Benarkan Aplikasi Nyari Gawe Menjadi Solusi untuk Para Pencari Kerja di Jawa Barat?
Warga Jawa Barat lebih membutuhkan pekerjaan dan pendidikan. Terjadi kesenjangan antara jumlah pengangguran muda terdidik dan pengangguran pendidikan rendah.
Penulis Iman Herdiana28 Oktober 2025
BandungBergerak - Pemerintah Provinsi Jawa Barat meluncurkan aplikasi 'Nyari Gawe' yang bisa diunduh di Play Store. Laman Play Store langsung dibanjiri oleh para pencari kerja. Beberapa dari warganet mengeluhkan kinerja aplikasi ini, di antaranya soal sulitnya mendapatkan kode OTP dan susah mengunggah dokumen.
“Kode otpnya soooooo delaayyy🕑🕑 gue bahkan bisa nunggu sambil masak mie, and still haven't received the code??? Hadeuh,” demikian salah satu komentar warganet, diakses Selasa, 28 Oktober 2025.
Gubernur Jawa Barat Dedi Mulyadi menegaskan, aplikasi ketenagakerjaan 'Nyari Gawe' diluncurkan untuk menghilangkan sistem pungli atau permainan antara HRD, tokoh masyarakat dan calon pekerja. Warga lokal akan menjadi prioritas untuk diterima kerja di pabrik atau perusahaan terdekat.
KDM mengklaim, aplikasi Nyari Gawe menjadi solusi konkret atas kesulitan masyarakat dalam mencari pekerjaan. Ia menilai, cara konvensional melamar kerja dengan membawa berkas fisik sudah tidak relevan di era digital.
"Gak usah melamar sambil bawa-bawa map sambil dengerin lagu ‘Sarjana Muda’ Iwan Fals, kan sedih. Sekarang di Jawa Barat pakai sistem aplikasi. Kalau sudah diterima kerja, baru urus persyaratan seperti SKCK dan kesehatan," tegasnya, dalam keterangan resmi, Jumat, 17 Oktober 2025.
Warga Jabar Membutuhkan Pekerjaan dan Pendidikan
Tingginya animo warganet mengunjunggi laman Play Store dan mengunduh aplikasi 'Nyari Gawe' karena mereka membutuhkan informasi lapangan pekerjaan, dengan harapan bisa diterima bekerja.

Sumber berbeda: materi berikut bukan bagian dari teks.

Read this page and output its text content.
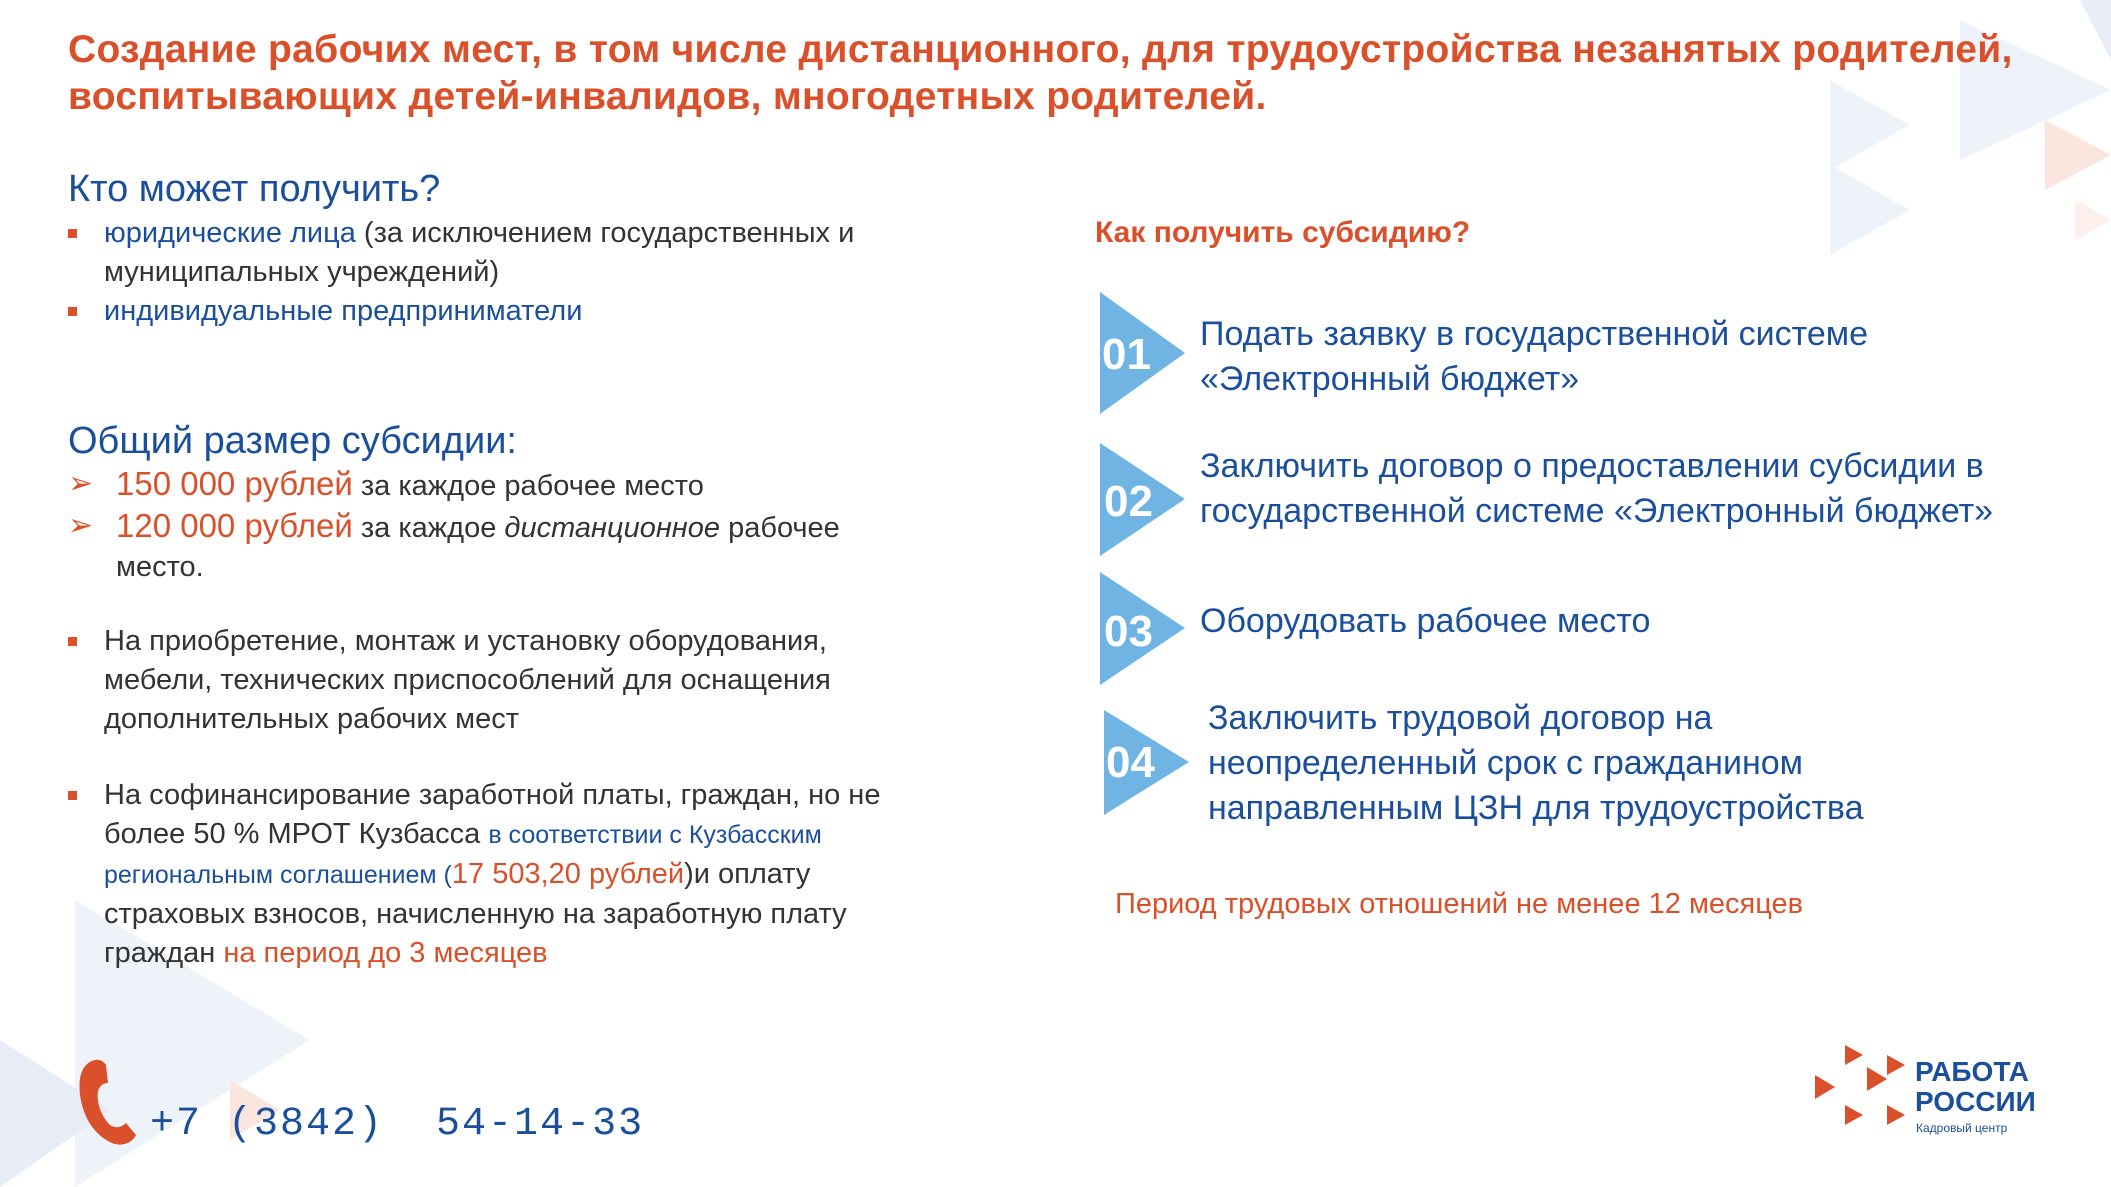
Создание рабочих мест, в том числе дистанционного, для трудоустройства незанятых родителей,
воспитывающих детей-инвалидов, многодетных родителей.
Кто может получить?
юридические лица (за исключением государственных и
муниципальных учреждений)
индивидуальные предприниматели
Общий размер субсидии:
➢ 150 000 рублей за каждое рабочее место
➢ 120 000 рублей за каждое дистанционное рабочее
место.
На приобретение, монтаж и установку оборудования,
мебели, технических приспособлений для оснащения
дополнительных рабочих мест
На софинансирование заработной платы, граждан, но не
более 50 % МРОТ Кузбасса в соответствии с Кузбасским
региональным соглашением (17 503,20 рублей)и оплату
страховых взносов, начисленную на заработную плату
граждан на период до 3 месяцев
Как получить субсидию?
01 Подать заявку в государственной системе
«Электронный бюджет»
02
Заключить договор о предоставлении субсидии в
государственной системе «Электронный бюджет»
03 Оборудовать рабочее место
04
Заключить трудовой договор на
неопределенный срок с гражданином
направленным ЦЗН для трудоустройства
Период трудовых отношений не менее 12 месяцев
+7 (3842)  54-14-33
РАБОТА
РОССИИ
Кадровый центр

Faktanya, di Jawa Barat terjadi ketimpangan antara jumlah pencari kerja dan lowongan kerja.
Berdasarkan data Open Data Jawa Barat tahun 2023, tercatat 337.073 pencari kerja yang terdaftar. Namun, jumlah lowongan kerja yang tersedia pada periode yang sama hanya mencapai 169.005 lowongan. Artinya, dari setiap dua pencari kerja, hanya tersedia satu peluang kerja yang tercatat secara resmi.
Kondisi ini menunjukkan bahwa meskipun tren pengangguran menurun, kebutuhan akan lapangan kerja baru masih sangat mendesak. Kabupaten Bekasi menjadi wilayah dengan jumlah pencari kerja terbanyak, disusul oleh Kabupaten Cirebon dan Kabupaten Karawang.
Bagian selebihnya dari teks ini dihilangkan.